Da campanha à eleição presidencial

Foto: Bruno Colaço/Correio da Manhã

Por M. Correia Fernandes

1.Chegados que somos ao resultado das eleições presidenciais, importa parar um pouco para refletir. O primeiro dado é o excesso de candidatos, e a cara de cera da permanência no boletim de voto de um candidato que não o era. Mas passemos isso adiante. O segundo dado é a elevada abstenção (60,5, idêntica à percentagem obtida pelo vencedor). Mesmo sabendo que neste número de encontra muita gente inexistente, porque os cadernos eleitorais não foram atualizados, apenas votaram no candidato vencedor 2,5 milhões, ou seja menos de um quarto da população portuguesa. Tudo isto aconteceu em tempo de pandemia, em dia de confinamento, e parece que o andamento do processo foi normal, o que é de saudar.

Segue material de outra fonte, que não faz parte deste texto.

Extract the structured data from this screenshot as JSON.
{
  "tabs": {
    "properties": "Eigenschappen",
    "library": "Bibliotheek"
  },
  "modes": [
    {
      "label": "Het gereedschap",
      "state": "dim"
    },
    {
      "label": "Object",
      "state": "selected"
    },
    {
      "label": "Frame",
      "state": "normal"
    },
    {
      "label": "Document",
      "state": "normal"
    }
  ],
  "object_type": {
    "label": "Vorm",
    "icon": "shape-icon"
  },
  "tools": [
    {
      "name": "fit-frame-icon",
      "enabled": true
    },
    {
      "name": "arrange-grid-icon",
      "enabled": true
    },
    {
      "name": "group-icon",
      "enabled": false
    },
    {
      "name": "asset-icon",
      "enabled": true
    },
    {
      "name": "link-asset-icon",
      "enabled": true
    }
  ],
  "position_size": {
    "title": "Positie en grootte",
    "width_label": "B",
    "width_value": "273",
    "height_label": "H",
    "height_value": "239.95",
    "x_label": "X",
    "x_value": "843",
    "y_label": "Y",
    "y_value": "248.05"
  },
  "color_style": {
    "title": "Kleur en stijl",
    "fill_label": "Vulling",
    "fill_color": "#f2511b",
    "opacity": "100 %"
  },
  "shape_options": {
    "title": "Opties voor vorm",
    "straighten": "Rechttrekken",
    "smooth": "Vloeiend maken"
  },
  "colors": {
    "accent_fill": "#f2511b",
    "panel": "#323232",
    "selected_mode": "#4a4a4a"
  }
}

Já aqui manifestamos a opinião de que não se justificava uma tão grande movimentação de meios, de debates, de tempos de antenas, de discussões acaloradas e repetitivas, e mesmo de declarações ofensivas para a eleição de um Presidente sem poderes executivos. Será caso isolado em toda a Europa, em que o único Presidente com poderes executivos é o da França. Todos os outros são escolhidos por colégios eleitorais, salvo as monarquias constitucionais (Espanha e países nórdicos: Holanda, Bélgica, Luxemburgo, Holanda, Suécia, Dinamarca).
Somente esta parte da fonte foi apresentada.